The Weekly Wrap: all you need to know by Friday COB | July 29th
By Gaia Lamperti
The Weekly Wrap is published every Friday and recaps the week’s main stories and deals, as well as upcoming events and announcements. For Premium subscribers only.
The Big Story
Virgin Money is launching a ‘Buy Now, Pay Later’ (BNPL) credit card product, joining other mainstream lenders in the popular, as well as controversial, business. According to Reuters, Virgin will offer a credit card that allows customers to spread repayments over a number of months with instalment fees added if they repay in longer than nine months.
BNPL products have soared in popularity in the last couple of years, with customers using them for online and offline purchases, but have attracted criticism from lawmakers and watchdogs over the lack of a regulatory framework of reference and the high rates of interest charged.
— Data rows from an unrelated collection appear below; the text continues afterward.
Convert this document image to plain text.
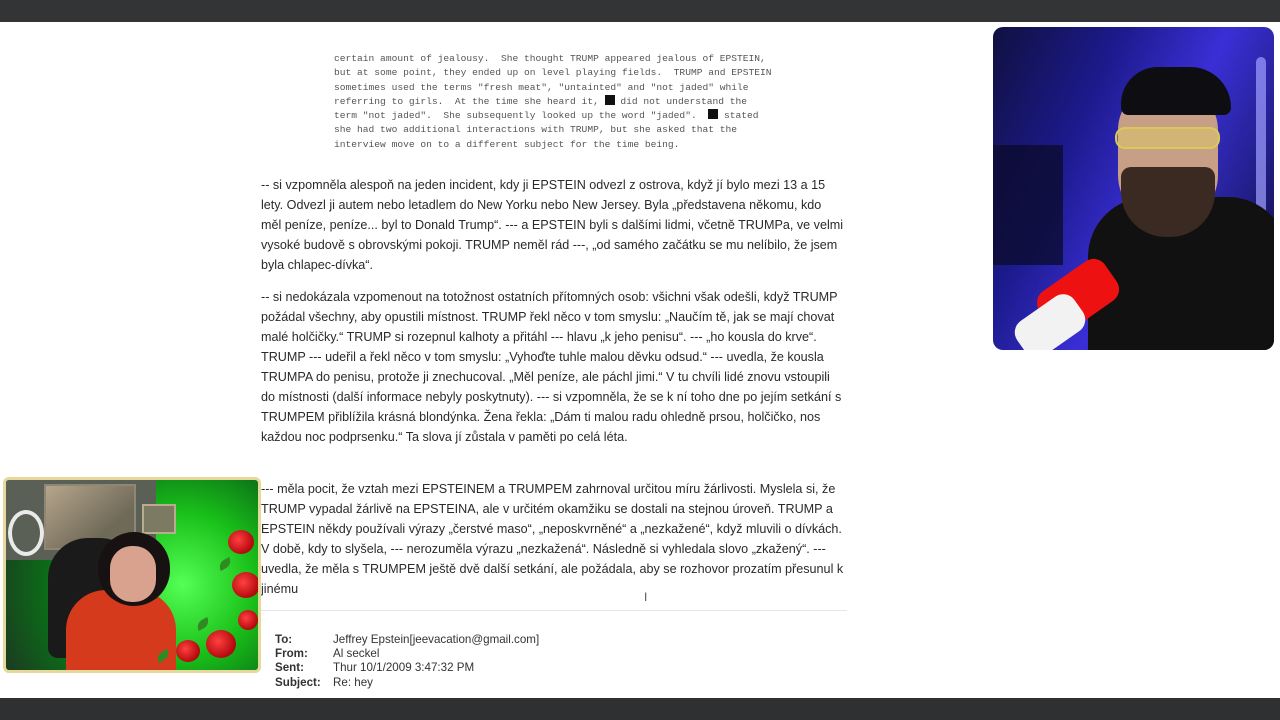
certain amount of jealousy.  She thought TRUMP appeared jealous of EPSTEIN,
but at some point, they ended up on level playing fields.  TRUMP and EPSTEIN
sometimes used the terms "fresh meat", "untainted" and "not jaded" while
referring to girls.  At the time she heard it,  did not understand the
term "not jaded".  She subsequently looked up the word "jaded".   stated
she had two additional interactions with TRUMP, but she asked that the
interview move on to a different subject for the time being.

-- si vzpomněla alespoň na jeden incident, kdy ji EPSTEIN odvezl z ostrova, když jí bylo mezi 13 a 15 lety. Odvezl ji autem nebo letadlem do New Yorku nebo New Jersey. Byla „představena někomu, kdo měl peníze, peníze... byl to Donald Trump“. --- a EPSTEIN byli s dalšími lidmi, včetně TRUMPa, ve velmi vysoké budově s obrovskými pokoji. TRUMP neměl rád ---, „od samého začátku se mu nelíbilo, že jsem byla chlapec-dívka“.

-- si nedokázala vzpomenout na totožnost ostatních přítomných osob: všichni však odešli, když TRUMP požádal všechny, aby opustili místnost. TRUMP řekl něco v tom smyslu: „Naučím tě, jak se mají chovat malé holčičky.“ TRUMP si rozepnul kalhoty a přitáhl --- hlavu „k jeho penisu“. --- „ho kousla do krve“. TRUMP --- udeřil a řekl něco v tom smyslu: „Vyhoďte tuhle malou děvku odsud.“ --- uvedla, že kousla TRUMPA do penisu, protože ji znechucoval. „Měl peníze, ale páchl jimi.“ V tu chvíli lidé znovu vstoupili do místnosti (další informace nebyly poskytnuty). --- si vzpomněla, že se k ní toho dne po jejím setkání s TRUMPEM přiblížila krásná blondýnka. Žena řekla: „Dám ti malou radu ohledně prsou, holčičko, nos každou noc podprsenku.“ Ta slova jí zůstala v paměti po celá léta.

--- měla pocit, že vztah mezi EPSTEINEM a TRUMPEM zahrnoval určitou míru žárlivosti. Myslela si, že TRUMP vypadal žárlivě na EPSTEINA, ale v určitém okamžiku se dostali na stejnou úroveň. TRUMP a EPSTEIN někdy používali výrazy „čerstvé maso“, „neposkvrněné“ a „nezkažené“, když mluvili o dívkách. V době, kdy to slyšela, --- nerozuměla výrazu „nezkažená“. Následně si vyhledala slovo „zkažený“. --- uvedla, že měla s TRUMPEM ještě dvě další setkání, ale požádala, aby se rozhovor prozatím přesunul k jinému

I
To:	Jeffrey Epstein[jeevacation@gmail.com]
From:	Al seckel
Sent:	Thur 10/1/2009 3:47:32 PM
Subject:	Re: hey
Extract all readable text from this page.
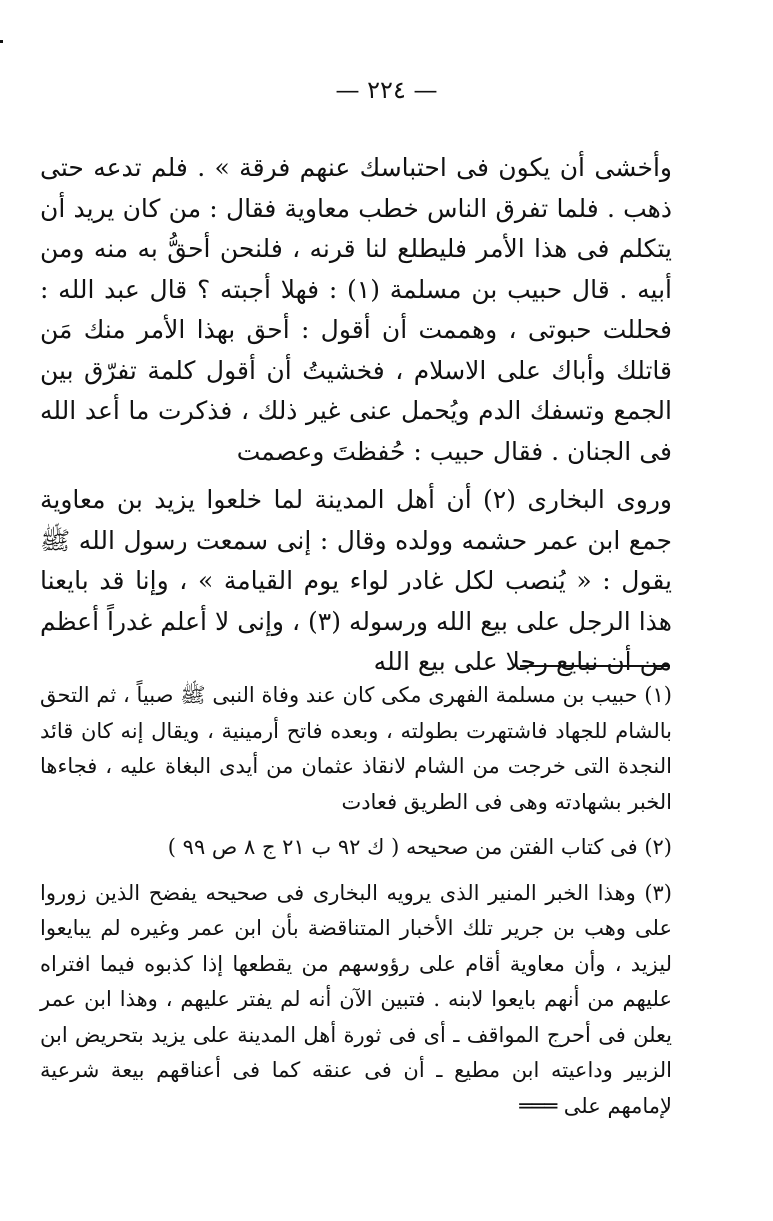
— ٢٢٤ —

وأخشى أن يكون فى احتباسك عنهم فرقة » . فلم تدعه حتى ذهب . فلما تفرق الناس خطب معاوية فقال : من كان يريد أن يتكلم فى هذا الأمر فليطلع لنا قرنه ، فلنحن أحقُّ به منه ومن أبيه . قال حبيب بن مسلمة (١) : فهلا أجبته ؟ قال عبد الله : فحللت حبوتى ، وهممت أن أقول : أحق بهذا الأمر منك مَن قاتلك وأباك على الاسلام ، فخشيتُ أن أقول كلمة تفرّق بين الجمع وتسفك الدم ويُحمل عنى غير ذلك ، فذكرت ما أعد الله فى الجنان . فقال حبيب : حُفظتَ وعصمت

وروى البخارى (٢) أن أهل المدينة لما خلعوا يزيد بن معاوية جمع ابن عمر حشمه وولده وقال : إنى سمعت رسول الله ﷺ يقول : « يُنصب لكل غادر لواء يوم القيامة » ، وإنا قد بايعنا هذا الرجل على بيع الله ورسوله (٣) ، وإنى لا أعلم غدراً أعظم من أن نبايع رجلا على بيع الله

(١) حبيب بن مسلمة الفهرى مكى كان عند وفاة النبى ﷺ صبياً ، ثم التحق بالشام للجهاد فاشتهرت بطولته ، وبعده فاتح أرمينية ، ويقال إنه كان قائد النجدة التى خرجت من الشام لانقاذ عثمان من أيدى البغاة عليه ، فجاءها الخبر بشهادته وهى فى الطريق فعادت

(٢) فى كتاب الفتن من صحيحه ( ك ٩٢ ب ٢١ ج ٨ ص ٩٩ )

(٣) وهذا الخبر المنير الذى يرويه البخارى فى صحيحه يفضح الذين زوروا على وهب بن جرير تلك الأخبار المتناقضة بأن ابن عمر وغيره لم يبايعوا ليزيد ، وأن معاوية أقام على رؤوسهم من يقطعها إذا كذبوه فيما افتراه عليهم من أنهم بايعوا لابنه . فتبين الآن أنه لم يفتر عليهم ، وهذا ابن عمر يعلن فى أحرج المواقف ـ أى فى ثورة أهل المدينة على يزيد بتحريض ابن الزبير وداعيته ابن مطيع ـ أن فى عنقه كما فى أعناقهم بيعة شرعية لإمامهم على ═══
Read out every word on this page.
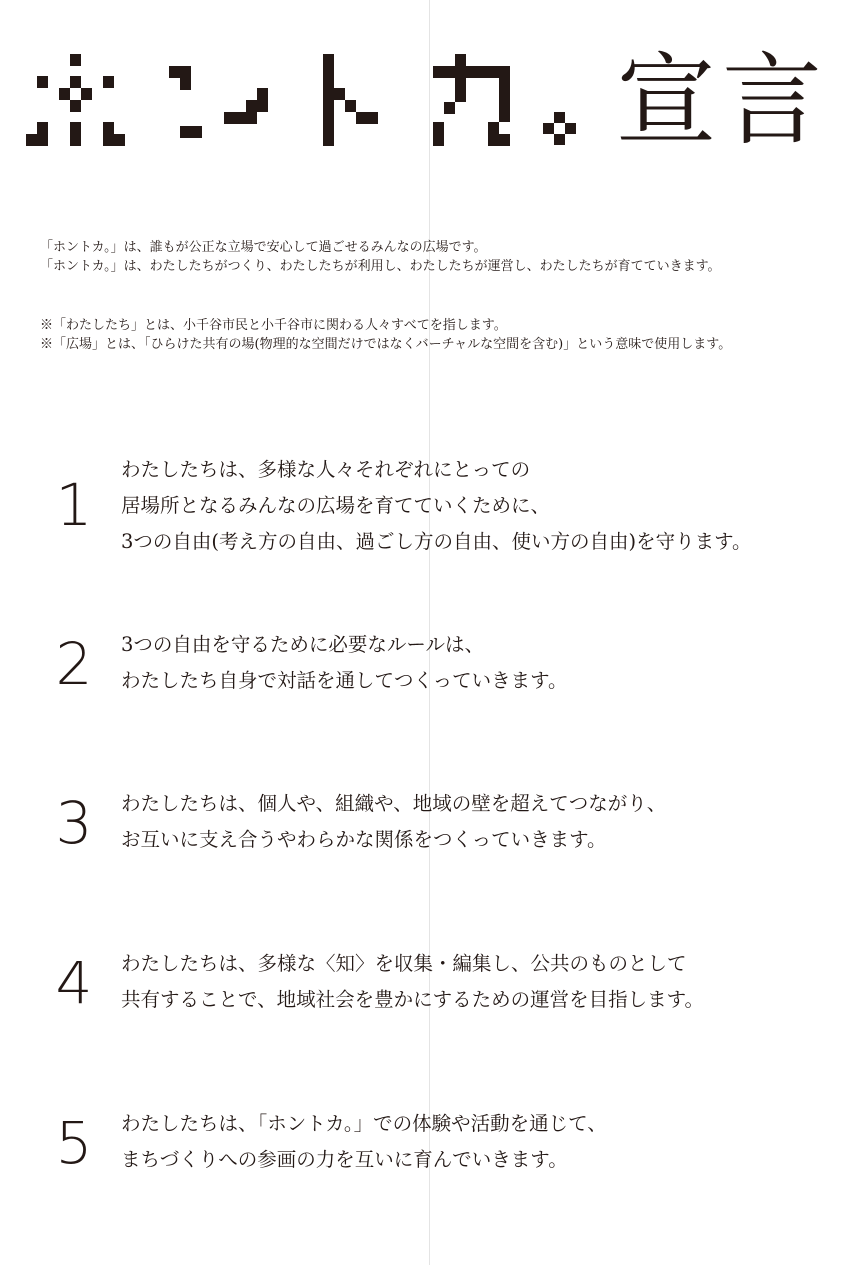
宣言
「ホントカ。」は、誰もが公正な立場で安心して過ごせるみんなの広場です。
「ホントカ。」は、わたしたちがつくり、わたしたちが利用し、わたしたちが運営し、わたしたちが育てていきます。
※「わたしたち」とは、小千谷市民と小千谷市に関わる人々すべてを指します。
※「広場」とは、「ひらけた共有の場(物理的な空間だけではなくバーチャルな空間を含む)」という意味で使用します。
1
わたしたちは、多様な人々それぞれにとっての
居場所となるみんなの広場を育てていくために、
3つの自由(考え方の自由、過ごし方の自由、使い方の自由)を守ります。
2	3つの自由を守るために必要なルールは、
わたしたち自身で対話を通してつくっていきます。
3	わたしたちは、個人や、組織や、地域の壁を超えてつながり、
お互いに支え合うやわらかな関係をつくっていきます。
4	わたしたちは、多様な〈知〉を収集・編集し、公共のものとして
共有することで、地域社会を豊かにするための運営を目指します。
5	わたしたちは、「ホントカ。」での体験や活動を通じて、
まちづくりへの参画の力を互いに育んでいきます。
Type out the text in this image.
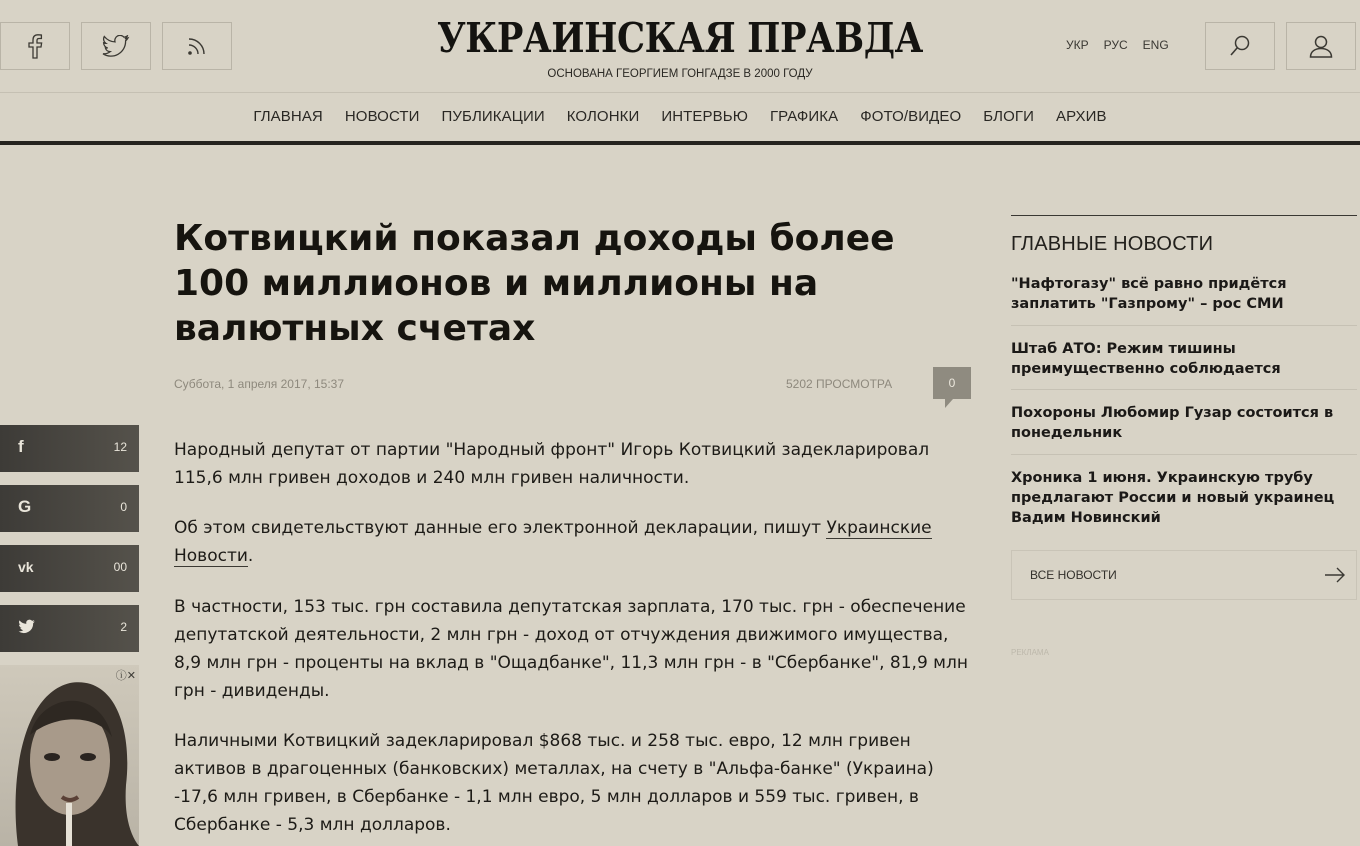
УКРАИНСКАЯ ПРАВДА
ОСНОВАНА ГЕОРГИЕМ ГОНГАДЗЕ В 2000 ГОДУ
УКР РУС ENG
ГЛАВНАЯ НОВОСТИ ПУБЛИКАЦИИ КОЛОНКИ ИНТЕРВЬЮ ГРАФИКА ФОТО/ВИДЕО БЛОГИ АРХИВ
Котвицкий показал доходы более 100 миллионов и миллионы на валютных счетах
Суббота, 1 апреля 2017, 15:37	5202 ПРОСМОТРА	0

Народный депутат от партии "Народный фронт" Игорь Котвицкий задекларировал 115,6 млн гривен доходов и 240 млн гривен наличности.

Об этом свидетельствуют данные его электронной декларации, пишут Украинские Новости.

В частности, 153 тыс. грн составила депутатская зарплата, 170 тыс. грн - обеспечение депутатской деятельности, 2 млн грн - доход от отчуждения движимого имущества, 8,9 млн грн - проценты на вклад в "Ощадбанке", 11,3 млн грн - в "Сбербанке", 81,9 млн грн - дивиденды.

Наличными Котвицкий задекларировал $868 тыс. и 258 тыс. евро, 12 млн гривен активов в драгоценных (банковских) металлах, на счету в "Альфа-банке" (Украина) -17,6 млн гривен, в Сбербанке - 1,1 млн евро, 5 млн долларов и 559 тыс. гривен, в Сбербанке - 5,3 млн долларов.

f	12
G	0
vk	00
2
ⓘ✕
ГЛАВНЫЕ НОВОСТИ
"Нафтогазу" всё равно придётся заплатить "Газпрому" – рос СМИ
Штаб АТО: Режим тишины преимущественно соблюдается
Похороны Любомир Гузар состоится в понедельник
Хроника 1 июня. Украинскую трубу предлагают России и новый украинец Вадим Новинский
ВСЕ НОВОСТИ
РЕКЛАМА
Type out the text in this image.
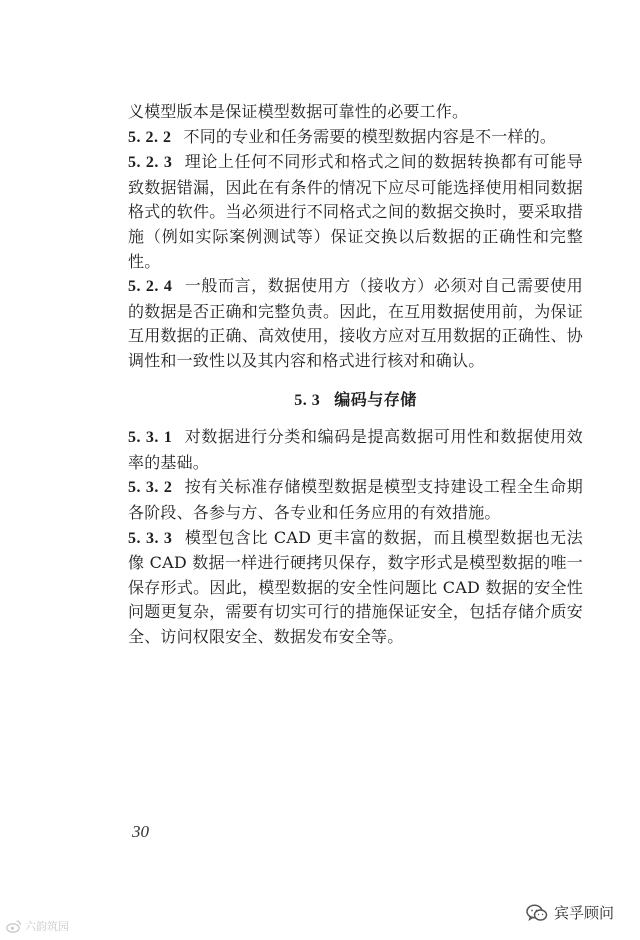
义模型版本是保证模型数据可靠性的必要工作。

5. 2. 2 不同的专业和任务需要的模型数据内容是不一样的。

5. 2. 3 理论上任何不同形式和格式之间的数据转换都有可能导致数据错漏，因此在有条件的情况下应尽可能选择使用相同数据格式的软件。当必须进行不同格式之间的数据交换时，要采取措施（例如实际案例测试等）保证交换以后数据的正确性和完整性。

5. 2. 4 一般而言，数据使用方（接收方）必须对自己需要使用的数据是否正确和完整负责。因此，在互用数据使用前，为保证互用数据的正确、高效使用，接收方应对互用数据的正确性、协调性和一致性以及其内容和格式进行核对和确认。

5. 3 编码与存储

5. 3. 1 对数据进行分类和编码是提高数据可用性和数据使用效率的基础。

5. 3. 2 按有关标准存储模型数据是模型支持建设工程全生命期各阶段、各参与方、各专业和任务应用的有效措施。

5. 3. 3 模型包含比 CAD 更丰富的数据，而且模型数据也无法像 CAD 数据一样进行硬拷贝保存，数字形式是模型数据的唯一保存形式。因此，模型数据的安全性问题比 CAD 数据的安全性问题更复杂，需要有切实可行的措施保证安全，包括存储介质安全、访问权限安全、数据发布安全等。

30
宾孚顾问
六韵筑园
“BNPL has been considered a challenger to credit cards for quite some time now. Virgin Money entering the market and competing with other major BNPL players, is blurring the lines between more traditional providers and new entrants,” commented James Booth, VP, Head of Partnerships, EMEA at payment infrastructure company PPRO. “Ultimately, consumers want ease, convenience and lots of options when it comes to paying for goods and services, and Virgin Money’s announcement is indicative of traditional incumbents entering into uncharted territory to pivot to meet the demands of consumers in this ever-changing digital-first world.”
Deals of the week
- mx51 raises $32.5 million Series B, gears up for international expansion
- Balance raises $56 million Series B to enable B2B merchants grow their digital revenue
- Finexio raises $14 million in Series B
- CAF raises BRL80 million to forge the future of identity
- FinanZero raises $4 million in financing round; to continue its Brazil expansion
- Ageras acquires Neo-Bank Kontist
- FinLync partners with Workday Ventures for next-gen payments solution
Be on the lookout for
Lloyds announced it will be closing 66 — 48 Lloyds Bank and 18 Halifax — bank branches between October 2022 and January 2023 as customers shift to online banking. The closures are the latest in a long line of branch closures as high street banks grapple with changing customer behaviours and the shift to mobile and digital-first banking. “Self-service technology can bring down operational costs while automating traditional counter services, and new branches like this can even be reimagined as community hubs that multiple banks can share to deliver full service at lower cost, maybe even 24 hours a day,” said Mark Aldred, bank industry expert at Auriga, commenting on the news.